The next class that came in was the AP students, and let me tell you that there is no real way to distinguish between an AP and an IB student, but somehow I just knew by the way these students acted, how chatty they were, and how their range of abilities was all over the place. These students were like the exact opposite of the IB students, but at the same time these students can pick and choose what they want to take for AP classes whereas the IB students are in a program. That distinction between program and individual class came through with the differences in student makeup, ability level, and overall class size too (the AP class was another ten students larger than the IB classes). The AP students started off class with a timed writing, which meant that I was free for forty minutes. During this time I was able to go next door to a study skills / college preparation class and discuss with the students the transition into college and about college life. It really dawned on me that I only really have two months left of college. That is it and then I am done. I am really nervous about graduating in general, but at the same time I think I am ready to move on. However, it was a lot of fun to meet with these fifteen students who have struggled in high school and to see them all going to college or university is a huge deal. It is from there, though, that I think I really inspired them to go on and do their best during one of the or possibly the greatest time of life – during college. After about forty minutes of chatting with these students I went back to the AP classroom and was able to lead a discussion over the text that they had just wrote on for their essay. This discussion was kind of nerve wracking at first, new students that I did not know, teaching them, wow what an experience. So I did that for about fifteen minutes and then Jason took over and finished the class up with some announcements.

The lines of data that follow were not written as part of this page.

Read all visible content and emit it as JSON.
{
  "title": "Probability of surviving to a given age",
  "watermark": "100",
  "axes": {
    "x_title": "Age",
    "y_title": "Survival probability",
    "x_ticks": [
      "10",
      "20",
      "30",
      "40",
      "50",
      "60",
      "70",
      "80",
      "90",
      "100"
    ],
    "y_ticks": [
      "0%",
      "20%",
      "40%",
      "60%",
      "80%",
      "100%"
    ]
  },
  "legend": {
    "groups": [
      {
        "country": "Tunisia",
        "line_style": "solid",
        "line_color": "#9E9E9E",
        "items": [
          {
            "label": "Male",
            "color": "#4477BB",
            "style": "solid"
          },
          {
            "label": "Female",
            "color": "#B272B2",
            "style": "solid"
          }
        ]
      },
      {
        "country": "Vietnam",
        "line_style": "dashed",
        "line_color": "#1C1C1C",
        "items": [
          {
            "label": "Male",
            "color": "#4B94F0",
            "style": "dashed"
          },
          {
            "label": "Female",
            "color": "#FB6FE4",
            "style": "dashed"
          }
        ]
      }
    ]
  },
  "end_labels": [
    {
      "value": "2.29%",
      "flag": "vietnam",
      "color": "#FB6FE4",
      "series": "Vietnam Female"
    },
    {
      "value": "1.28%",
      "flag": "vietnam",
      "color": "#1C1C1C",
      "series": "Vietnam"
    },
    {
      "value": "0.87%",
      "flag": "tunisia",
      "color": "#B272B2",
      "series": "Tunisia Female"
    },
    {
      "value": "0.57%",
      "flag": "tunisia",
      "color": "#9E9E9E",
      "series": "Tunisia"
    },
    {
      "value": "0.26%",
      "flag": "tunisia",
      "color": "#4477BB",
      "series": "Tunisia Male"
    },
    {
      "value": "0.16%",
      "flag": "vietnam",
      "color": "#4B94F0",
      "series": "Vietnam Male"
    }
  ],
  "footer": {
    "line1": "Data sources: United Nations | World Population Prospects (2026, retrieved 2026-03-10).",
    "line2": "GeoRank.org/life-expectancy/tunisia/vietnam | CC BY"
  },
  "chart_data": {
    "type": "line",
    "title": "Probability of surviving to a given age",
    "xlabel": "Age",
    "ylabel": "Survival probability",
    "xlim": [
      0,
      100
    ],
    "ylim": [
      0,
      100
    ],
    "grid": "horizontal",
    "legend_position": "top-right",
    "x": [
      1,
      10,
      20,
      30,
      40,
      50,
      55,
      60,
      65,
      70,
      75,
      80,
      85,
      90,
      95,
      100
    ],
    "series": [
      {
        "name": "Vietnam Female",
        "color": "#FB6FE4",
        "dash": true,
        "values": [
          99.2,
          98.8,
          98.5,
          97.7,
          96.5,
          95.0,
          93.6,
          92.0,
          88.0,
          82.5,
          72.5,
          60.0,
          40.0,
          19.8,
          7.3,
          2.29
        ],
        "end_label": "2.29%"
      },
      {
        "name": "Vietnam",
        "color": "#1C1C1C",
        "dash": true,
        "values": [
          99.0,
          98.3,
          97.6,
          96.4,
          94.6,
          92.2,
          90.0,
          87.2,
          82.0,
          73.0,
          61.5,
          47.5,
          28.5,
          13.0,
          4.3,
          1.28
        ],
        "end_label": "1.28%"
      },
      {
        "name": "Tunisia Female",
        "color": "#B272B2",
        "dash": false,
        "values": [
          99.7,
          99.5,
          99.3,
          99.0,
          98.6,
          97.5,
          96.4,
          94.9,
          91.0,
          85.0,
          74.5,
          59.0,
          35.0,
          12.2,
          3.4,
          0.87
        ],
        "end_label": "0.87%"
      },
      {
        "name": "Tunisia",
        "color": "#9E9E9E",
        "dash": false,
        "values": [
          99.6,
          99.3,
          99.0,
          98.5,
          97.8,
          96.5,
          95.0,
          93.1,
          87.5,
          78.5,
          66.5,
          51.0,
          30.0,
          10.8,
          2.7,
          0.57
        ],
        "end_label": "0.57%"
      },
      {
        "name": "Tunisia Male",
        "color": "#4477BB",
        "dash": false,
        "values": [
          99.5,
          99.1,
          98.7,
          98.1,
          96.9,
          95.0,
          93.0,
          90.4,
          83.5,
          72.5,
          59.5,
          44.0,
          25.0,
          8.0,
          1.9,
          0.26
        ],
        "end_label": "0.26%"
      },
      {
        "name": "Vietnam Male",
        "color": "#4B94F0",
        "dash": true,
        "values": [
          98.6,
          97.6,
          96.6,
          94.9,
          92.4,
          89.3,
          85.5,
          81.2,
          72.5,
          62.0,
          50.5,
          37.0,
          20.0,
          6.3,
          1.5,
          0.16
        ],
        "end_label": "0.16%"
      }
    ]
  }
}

After school Jason and I talked about a whole variety of things that had happened that day and throughout the field of education – including which battles to fight. I noticed that throughout the day there were many students getting up and leaving to go places. Some of these students had passes and others did not. Jason told me that going to the whole issue of using the bathroom during class is one of the battles that he does not fight anymore. He used to, but then he re-evaluated and decided that it really was not worth the energy and time to fight it. We talked about a number of battles that he did or did not fight and why. I left with the acknowledgement that I will figure out which battles really matter to me and from there I will continue to be a better teacher.

Observing Jason was immensely helpful, if only to see what AP and IB students are like in a better light. However, learning from his teaching style, activities in class, and overall attitude toward teaching were extremely beneficial as I go back to Arapahoe and Wartburg.